Société Générale has confirmed a record fourth-quarter loss after absorbing the world's biggest rogue trading scandal which has made France's second-biggest listed bank a potential takeover target.
The €3.35 billion quarterly loss follows trading losses which SocGen disclosed last month and coincides with an internal report acknowledging for the first time that better systems might have prevented the costly stock market gambles of trader Jerome Kerviel.
However, the bank said its net profits for the full year came to €947m, despite the trading scandal. Net profits fell 82% compared with 2006, when the figure stood at €5.221 billion.
The bank warned it may make further writedowns in the future.
Executive Chairman Daniel Bouton said that the 144-year-old bank was determined to ride out the storm as an independent bank, despite reports of a potential bid from long-time suitor and arch-rival BNP Paribas.
'I am completely determined to continue with our strategy because, even taking into account our very bad year in 2007 due to the financial crisis and this fraud, it's this strategy which creates and will create the most value for shareholders,' Bouton told Reuters in an interview.
SocGen's fourth-quarter net loss compares with a €1.18 billion profit a year earlier and a fourth quarter profit of €1 billion unveiled by rival BNP yesterday.
On January 24, SocGen announced €4.9 billion of trading losses which it blamed on 31-year-old Kerviel, who is now in detention pending an investigation into falsification, computer abuse and breach of trust. Fraud accusations were dropped.
To plug the losses and pay for a €2 billion writedown linked to the sub-prime crisis, SocGen has drawn up a €5.5 billion rights issue and the shares went on sale at a steep discount to existing shareholders today. SocGen said it would continue with a share buyback programme to counter the dilutive effects of the rights issue.
SocGen's board has so far stood by Bouton, resisting political pressure on him to step down over the scandal which has shaken France's political and financial establishment. Bouton offered to resign but was asked to stay on.
In a move seen by financial commentators as trimming Bouton's powers, however, the board assigned the task of investigating the losses to a panel of independent board members under former car company boss Jean-Martin Folz.
The Folz report, issued on the eve of today's results, said the bank's failure to spot Kerviel's activities stemmed in part from the 'absence of certain controls which had not been anticipated and which could have identified the fraud'.

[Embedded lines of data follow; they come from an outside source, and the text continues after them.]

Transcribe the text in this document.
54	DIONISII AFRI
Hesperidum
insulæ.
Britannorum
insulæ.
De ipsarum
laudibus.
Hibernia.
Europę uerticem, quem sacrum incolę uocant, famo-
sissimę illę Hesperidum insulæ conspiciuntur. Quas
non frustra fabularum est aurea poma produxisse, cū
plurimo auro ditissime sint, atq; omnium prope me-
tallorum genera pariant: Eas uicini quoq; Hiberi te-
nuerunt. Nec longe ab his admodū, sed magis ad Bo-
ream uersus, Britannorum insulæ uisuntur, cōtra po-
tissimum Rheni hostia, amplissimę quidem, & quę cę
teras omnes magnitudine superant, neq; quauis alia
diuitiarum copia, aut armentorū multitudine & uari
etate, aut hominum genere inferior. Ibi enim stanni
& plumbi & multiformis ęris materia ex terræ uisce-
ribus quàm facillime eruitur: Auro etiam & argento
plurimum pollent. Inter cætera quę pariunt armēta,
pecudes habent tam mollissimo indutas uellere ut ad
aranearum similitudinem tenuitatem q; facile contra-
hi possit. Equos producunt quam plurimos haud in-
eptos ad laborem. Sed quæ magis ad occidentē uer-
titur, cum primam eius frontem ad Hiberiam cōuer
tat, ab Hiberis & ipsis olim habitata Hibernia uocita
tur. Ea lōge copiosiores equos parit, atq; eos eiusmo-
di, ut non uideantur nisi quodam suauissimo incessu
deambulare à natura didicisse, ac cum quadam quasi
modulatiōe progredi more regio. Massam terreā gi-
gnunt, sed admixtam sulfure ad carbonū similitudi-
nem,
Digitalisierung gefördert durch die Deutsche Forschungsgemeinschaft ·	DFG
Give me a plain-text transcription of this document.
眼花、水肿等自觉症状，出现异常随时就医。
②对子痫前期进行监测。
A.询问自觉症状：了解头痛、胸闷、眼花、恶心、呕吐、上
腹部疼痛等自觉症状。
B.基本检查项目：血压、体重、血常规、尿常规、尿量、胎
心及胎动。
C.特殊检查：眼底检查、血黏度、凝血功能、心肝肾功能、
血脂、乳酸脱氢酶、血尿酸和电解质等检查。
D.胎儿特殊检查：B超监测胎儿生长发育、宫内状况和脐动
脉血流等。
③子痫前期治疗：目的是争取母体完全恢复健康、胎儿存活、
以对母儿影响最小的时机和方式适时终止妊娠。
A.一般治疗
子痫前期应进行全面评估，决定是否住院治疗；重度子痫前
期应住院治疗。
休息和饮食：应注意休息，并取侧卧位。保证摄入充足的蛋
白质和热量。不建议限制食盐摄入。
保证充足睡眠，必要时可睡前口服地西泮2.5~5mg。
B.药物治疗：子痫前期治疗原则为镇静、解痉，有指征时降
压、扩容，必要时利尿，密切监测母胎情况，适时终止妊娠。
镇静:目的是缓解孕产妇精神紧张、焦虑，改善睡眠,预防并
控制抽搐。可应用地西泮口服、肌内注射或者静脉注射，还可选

However, the report supported SocGen's previously expressed view that Kerviel acted alone. 'At this stage of the investigations, there is no evidence of embezzlement or (an) internal or external accomplice,' the report said.
But in other news today, French judges spent three hours questioning a second trader in connection with the scandal. The trader, who worked for SocGen's subsidiary Fimat, has been named as an assisted witness in the case involving falsifying documents.
Two judges questioned him on his relationship with Kerviel, focusing on an exchange of instant messages between the traders. Some 1,600 pages of instant messaging texts sent from September 2007 to January 2008 have been seized.
While he has insisted he acted alone, Kerviel has suggested that his bosses knew that he was dealing with huge sums of money and that they turned a blind eye as long as he was not in the red.
The head of the Bank of France has said SocGen lacked adequate risk control resources, particularly human ones.